貴方も私も人じゃない50

「すっ、すまない!すっかり失念していて…」
「い、いえ、問題ありません」
家康はそう謝りながら慌てて体の目立つところについた返り血を拭った。鎮流はそう言いながらも、視線を僅かに家康から逸らした。
半兵衛は、ふぅ、とため息をつく。
「敵と交渉すると分かっているんだから、少しは身なりに気を使ってくれたまえ。全く君はそういうところが疎くて困るよ」
「はは…申し訳ない」
「鎮流君も、無理することはないよ」
「大丈夫です、ありがとうございます」
「…ふふ。じゃあ行くよ、二人とも」
半兵衛はふ、と笑うと、城へと足を踏み入れていった。


「豊臣軍軍師、竹中半兵衛だ。今回の降伏の申し入れ、感謝するよ」
通された一室で半兵衛を前に、鎮流と家康がそれぞれ後ろに控える形で、敵将と対峙していた。敵将の方は装いこそ整えていたが、流石に疲弊している様子だった。
「…はい」
「じゃあ早々に交渉と行こうか。一応、もうこちらには攻撃の意思はない。君達次第だけれどね」
「……それは、どういう……」
「隣の部屋で殺気も隠さず待機してる子たち。下がらせてくれないかな?」
「…!…………」
「こちらも彼女には武装させているし、君に刀を隠し持つなとは言わない。だけど、こうも囲まれている状況だと君達の真意を疑わざるをえないんだ。分かるだろう?」
「………下がらせろ」
「しっ、しかし…!」
「いいからさっさとしろ!全滅してぇのか!」
「…そこまで気が付かなかった…」
半兵衛の言葉にバタバタと慌てる敵兵に、鎮流はぽつり、と呟いた。その声が聞こえたらしい家康は苦笑を浮かべる。

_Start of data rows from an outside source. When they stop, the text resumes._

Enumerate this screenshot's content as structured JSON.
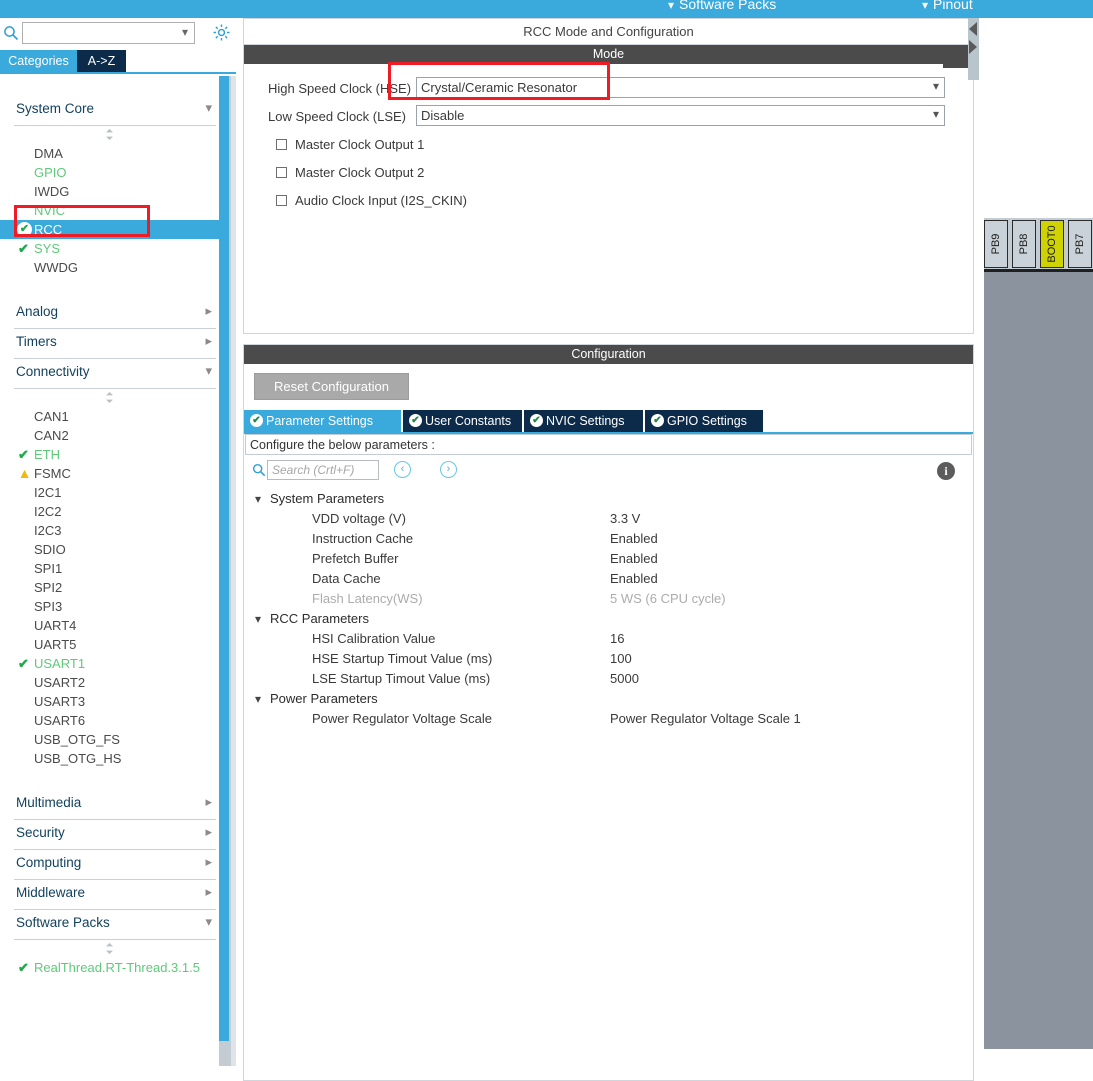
{
  "topbar": {
    "menus": [
      {
        "label": "Software Packs",
        "icon": "chevron-down-icon"
      },
      {
        "label": "Pinout",
        "icon": "chevron-down-icon"
      }
    ]
  },
  "sidebar": {
    "search": {
      "value": "",
      "placeholder": ""
    },
    "gear_icon": "gear-icon",
    "search_icon": "search-icon",
    "tabs": [
      {
        "label": "Categories",
        "active": true
      },
      {
        "label": "A->Z",
        "active": false
      }
    ],
    "groups": [
      {
        "label": "System Core",
        "expanded": true,
        "items": [
          {
            "label": "DMA",
            "state": "none"
          },
          {
            "label": "GPIO",
            "state": "green"
          },
          {
            "label": "IWDG",
            "state": "none"
          },
          {
            "label": "NVIC",
            "state": "green"
          },
          {
            "label": "RCC",
            "state": "checked-selected"
          },
          {
            "label": "SYS",
            "state": "check-green"
          },
          {
            "label": "WWDG",
            "state": "none"
          }
        ]
      },
      {
        "label": "Analog",
        "expanded": false,
        "items": []
      },
      {
        "label": "Timers",
        "expanded": false,
        "items": []
      },
      {
        "label": "Connectivity",
        "expanded": true,
        "items": [
          {
            "label": "CAN1",
            "state": "none"
          },
          {
            "label": "CAN2",
            "state": "none"
          },
          {
            "label": "ETH",
            "state": "check-green"
          },
          {
            "label": "FSMC",
            "state": "warning"
          },
          {
            "label": "I2C1",
            "state": "none"
          },
          {
            "label": "I2C2",
            "state": "none"
          },
          {
            "label": "I2C3",
            "state": "none"
          },
          {
            "label": "SDIO",
            "state": "none"
          },
          {
            "label": "SPI1",
            "state": "none"
          },
          {
            "label": "SPI2",
            "state": "none"
          },
          {
            "label": "SPI3",
            "state": "none"
          },
          {
            "label": "UART4",
            "state": "none"
          },
          {
            "label": "UART5",
            "state": "none"
          },
          {
            "label": "USART1",
            "state": "check-green"
          },
          {
            "label": "USART2",
            "state": "none"
          },
          {
            "label": "USART3",
            "state": "none"
          },
          {
            "label": "USART6",
            "state": "none"
          },
          {
            "label": "USB_OTG_FS",
            "state": "none"
          },
          {
            "label": "USB_OTG_HS",
            "state": "none"
          }
        ]
      },
      {
        "label": "Multimedia",
        "expanded": false,
        "items": []
      },
      {
        "label": "Security",
        "expanded": false,
        "items": []
      },
      {
        "label": "Computing",
        "expanded": false,
        "items": []
      },
      {
        "label": "Middleware",
        "expanded": false,
        "items": []
      },
      {
        "label": "Software Packs",
        "expanded": true,
        "items": [
          {
            "label": "RealThread.RT-Thread.3.1.5",
            "state": "check-green"
          }
        ]
      }
    ]
  },
  "main": {
    "title": "RCC Mode and Configuration",
    "mode": {
      "header": "Mode",
      "rows": [
        {
          "label": "High Speed Clock (HSE)",
          "value": "Crystal/Ceramic Resonator"
        },
        {
          "label": "Low Speed Clock (LSE)",
          "value": "Disable"
        }
      ],
      "checkboxes": [
        {
          "label": "Master Clock Output 1",
          "checked": false
        },
        {
          "label": "Master Clock Output 2",
          "checked": false
        },
        {
          "label": "Audio Clock Input (I2S_CKIN)",
          "checked": false
        }
      ]
    },
    "configuration": {
      "header": "Configuration",
      "reset_label": "Reset Configuration",
      "tabs": [
        {
          "label": "Parameter Settings",
          "active": true
        },
        {
          "label": "User Constants",
          "active": false
        },
        {
          "label": "NVIC Settings",
          "active": false
        },
        {
          "label": "GPIO Settings",
          "active": false
        }
      ],
      "hint": "Configure the below parameters :",
      "search_placeholder": "Search (Crtl+F)",
      "search_value": "",
      "nav_prev": "‹",
      "nav_next": "›",
      "info_icon": "info-icon",
      "tree": [
        {
          "kind": "group",
          "label": "System Parameters"
        },
        {
          "kind": "param",
          "name": "VDD voltage (V)",
          "value": "3.3 V",
          "dim": false
        },
        {
          "kind": "param",
          "name": "Instruction Cache",
          "value": "Enabled",
          "dim": false
        },
        {
          "kind": "param",
          "name": "Prefetch Buffer",
          "value": "Enabled",
          "dim": false
        },
        {
          "kind": "param",
          "name": "Data Cache",
          "value": "Enabled",
          "dim": false
        },
        {
          "kind": "param",
          "name": "Flash Latency(WS)",
          "value": "5 WS (6 CPU cycle)",
          "dim": true
        },
        {
          "kind": "group",
          "label": "RCC Parameters"
        },
        {
          "kind": "param",
          "name": "HSI Calibration Value",
          "value": "16",
          "dim": false
        },
        {
          "kind": "param",
          "name": "HSE Startup Timout Value (ms)",
          "value": "100",
          "dim": false
        },
        {
          "kind": "param",
          "name": "LSE Startup Timout Value (ms)",
          "value": "5000",
          "dim": false
        },
        {
          "kind": "group",
          "label": "Power Parameters"
        },
        {
          "kind": "param",
          "name": "Power Regulator Voltage Scale",
          "value": "Power Regulator Voltage Scale 1",
          "dim": false
        }
      ]
    }
  },
  "chip": {
    "pins": [
      {
        "label": "PB9",
        "highlight": false
      },
      {
        "label": "PB8",
        "highlight": false
      },
      {
        "label": "BOOT0",
        "highlight": true
      },
      {
        "label": "PB7",
        "highlight": false
      }
    ]
  },
  "colors": {
    "accent": "#3aa9dc",
    "tab_inactive": "#0c2b4b",
    "section_header": "#4b4b4b",
    "green": "#5fc97a",
    "warning": "#f0b90b",
    "annotation": "#ee1c25",
    "boot_pin": "#cfd302",
    "chip_body": "#8b939e"
  }
}
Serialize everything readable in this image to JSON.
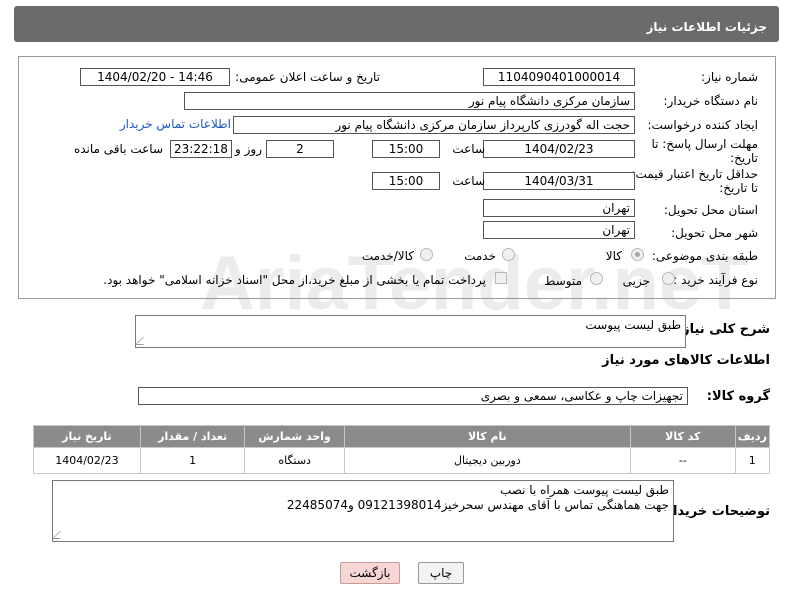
{
  "header": {
    "title": "جزئیات اطلاعات نیاز"
  },
  "fields": {
    "need_number_label": "شماره نیاز:",
    "need_number": "1104090401000014",
    "announce_label": "تاریخ و ساعت اعلان عمومی:",
    "announce_value": "1404/02/20 - 14:46",
    "buyer_org_label": "نام دستگاه خریدار:",
    "buyer_org": "سازمان مرکزی دانشگاه پیام نور",
    "creator_label": "ایجاد کننده درخواست:",
    "creator": "حجت اله گودرزی کارپرداز سازمان مرکزی دانشگاه پیام نور",
    "contact_link": "اطلاعات تماس خریدار",
    "deadline_label_1": "مهلت ارسال پاسخ: تا",
    "deadline_label_2": "تاریخ:",
    "deadline_date": "1404/02/23",
    "time_label": "ساعت",
    "deadline_time": "15:00",
    "days_value": "2",
    "days_label": "روز و",
    "remaining_value": "23:22:18",
    "remaining_label": "ساعت باقی مانده",
    "validity_label_1": "حداقل تاریخ اعتبار قیمت:",
    "validity_label_2": "تا تاریخ:",
    "validity_date": "1404/03/31",
    "validity_time": "15:00",
    "province_label": "استان محل تحویل:",
    "province": "تهران",
    "city_label": "شهر محل تحویل:",
    "city": "تهران",
    "category_label": "طبقه بندی موضوعی:",
    "category_options": [
      "کالا",
      "خدمت",
      "کالا/خدمت"
    ],
    "category_selected": "کالا",
    "process_label": "نوع فرآیند خرید :",
    "process_options": [
      "جزیی",
      "متوسط"
    ],
    "payment_note": "پرداخت تمام یا بخشی از مبلغ خرید،از محل \"اسناد خزانه اسلامی\" خواهد بود."
  },
  "description": {
    "label": "شرح کلی نیاز:",
    "value": "طبق لیست پیوست"
  },
  "goods": {
    "section_title": "اطلاعات کالاهای مورد نیاز",
    "group_label": "گروه کالا:",
    "group_value": "تجهیزات چاپ و عکاسی، سمعی و بصری",
    "columns": [
      "ردیف",
      "کد کالا",
      "نام کالا",
      "واحد شمارش",
      "تعداد / مقدار",
      "تاریخ نیاز"
    ],
    "rows": [
      [
        "1",
        "--",
        "دوربین دیجیتال",
        "دستگاه",
        "1",
        "1404/02/23"
      ]
    ]
  },
  "buyer_notes": {
    "label": "توضیحات خریدار:",
    "line1": "طبق لیست پیوست همراه با نصب",
    "line2": "جهت هماهنگی تماس با آقای مهندس سحرخیز09121398014 و22485074"
  },
  "buttons": {
    "print": "چاپ",
    "back": "بازگشت"
  },
  "watermark": "AriaTender.neT"
}
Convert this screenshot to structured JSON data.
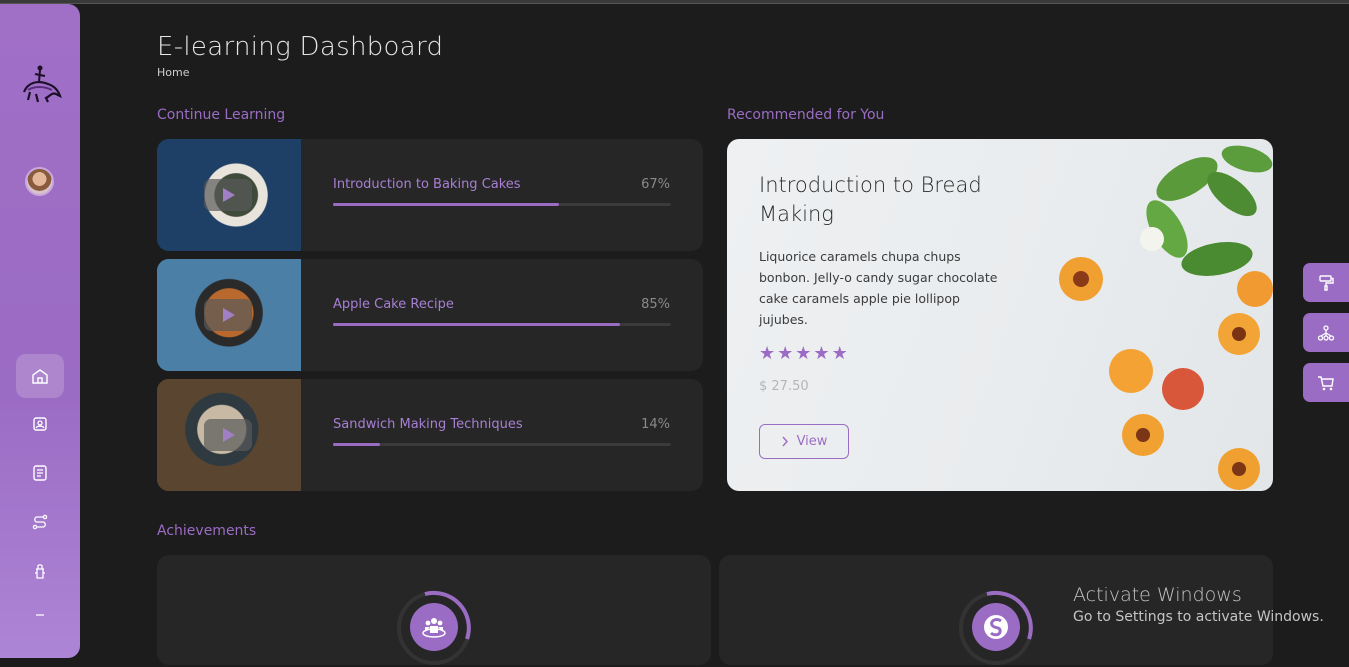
{
  "header": {
    "title": "E-learning Dashboard",
    "breadcrumb": "Home"
  },
  "sections": {
    "continue_learning": "Continue Learning",
    "recommended": "Recommended for You",
    "achievements": "Achievements"
  },
  "courses": [
    {
      "name": "Introduction to Baking Cakes",
      "progress_label": "67%",
      "progress": 67
    },
    {
      "name": "Apple Cake Recipe",
      "progress_label": "85%",
      "progress": 85
    },
    {
      "name": "Sandwich Making Techniques",
      "progress_label": "14%",
      "progress": 14
    }
  ],
  "recommended": {
    "title": "Introduction to Bread Making",
    "description": "Liquorice caramels chupa chups bonbon. Jelly-o candy sugar chocolate cake caramels apple pie lollipop jujubes.",
    "rating": 5,
    "price": "$ 27.50",
    "view_label": "View"
  },
  "sidebar": {
    "nav": [
      "home-icon",
      "user-card-icon",
      "checklist-icon",
      "route-icon",
      "fire-hydrant-icon",
      "more-icon"
    ],
    "active": "home-icon"
  },
  "side_buttons": [
    "paint-roller-icon",
    "sitemap-icon",
    "cart-icon"
  ],
  "watermark": {
    "line1": "Activate Windows",
    "line2": "Go to Settings to activate Windows."
  },
  "colors": {
    "accent": "#9b6cc4",
    "background": "#1c1c1c",
    "card": "#262626"
  }
}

「気配を探るというのは早々できる事じゃないからなぁ」
「…ということは家康様も気付いていらっしゃった?」
「まぁ…。こういうことはよくあるから…」
「…なるほど」
「……下がらせたぞ」
「うん、ありがとう」
半兵衛は隣室に待機していた兵を下がらせたと報告する将に、にっこりと笑ってみせた。ぶるり、と将の体が震える。
「…さて、そちらの大将の首は確かもう三成君が取っちゃっていたね」
「…あぁ。それで足りないならば他の首も差し出そう」
「まず、そちらの残兵の規模を教えてくれるかな?」
「中隊5、小隊12…自分は第一中隊の隊長だった」
「…間違いないかな?」
「……あぁ」
「…、家康君、三成君に確認してきて」
「ッ!」
将は半兵衛の言葉に僅かに息を呑んだ。家康も驚いたように半兵衛を見る。
鎮流はじ、と将の顔を見つめていた。
「半兵衛殿、」
「念のためだよ、早く」
家康は半兵衛にそう急かされても渋い顔をしていた。将の方も、不愉快そうに顔を歪めていて、ゆったりと腕を組んだ。
「信用していただけないか?」
「んー…「はい」
信用できないのかと威圧する将に、半兵衛がどう答えようかと小さく唸ると、不意にそれを遮るように鎮流が肯定の言葉を口にした。